The British judge who presided over the Da Vinci Code trial has put a code of his own into his judgment and on Wednesday said he would "probably" confirm it to the person who breaks it.
Since Judge Peter Smith delivered his judgment in the case on April 7, lawyers in London and New York have begun noticing odd italicizations in the 71-page document.
In the weeks afterward, would-be code-breakers got to work on deciphering the judge's code.
"I can't discuss the judgment," Smith said, "but I don't see why a judgment should not be a matter of fun."
Italics are placed in strange spots: The first is found in paragraph one of the 360-paragraph long document. The letter S in the word claimants is italicized.
In the next graph, claimant is spelled "claiMant," and so on.
The italicized letters in the first seven paragraphs spell out "Smithy code," playing on the judge's name.
Lawyer Dan Tench, with the London firm Olswang, said he noticed the code when he spotted the striking italicized script in an online copy of the judgment.
"To encrypt a message in this manner, in a High Court judgment no less? It's out there," Tench said. "I think he was getting into the spirit of the thing. It doesn't take away from the validity of the judgment. He was just having a bit of fun."
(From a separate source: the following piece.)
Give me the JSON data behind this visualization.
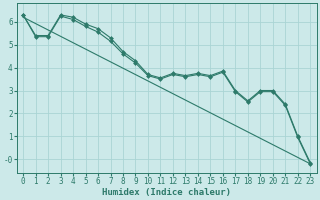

Smith was arguably the highlight of the trial, with his sharp questions and witty observations making the sometimes dry testimony more lively. Though Smith on Wednesday refused to discuss the judgment or acknowledge outright that he'd inserted a secret code in its pages he said: "They don't look like typos, do they?"
When asked if someone would break the code, Smith said: "I don't know. It's not a difficult thing to do." And when asked if he would confirm a correct guess to an aspiring code-breaker, the High Court judge said, "probably."
Tench said the judge teasingly remarked that the code is a mixture of the italicized font code found in the book "The Holy Blood and the Holy Grail" whose authors were suing Dan Brown's publisher, Random House, for copyright infringement and the code found in Brown's "The Da Vinci Code."
Authors Michael Baigent and Richard Leigh had sued Random House Inc., claiming Brown's best-selling novel "appropriated the architecture" of their 1982 non-fiction book, "The Holy Blood and the Holy Grail."
Both books explore theories that Jesus married Mary Magdalene, the couple had a child and the bloodline survives, ideas dismissed by most historians and theologians.
"The Da Vinci Code" has sold more than 40 million copies since its release in March 2003. It came out in paperback in the United States earlier this year and quickly sold more than a million copies.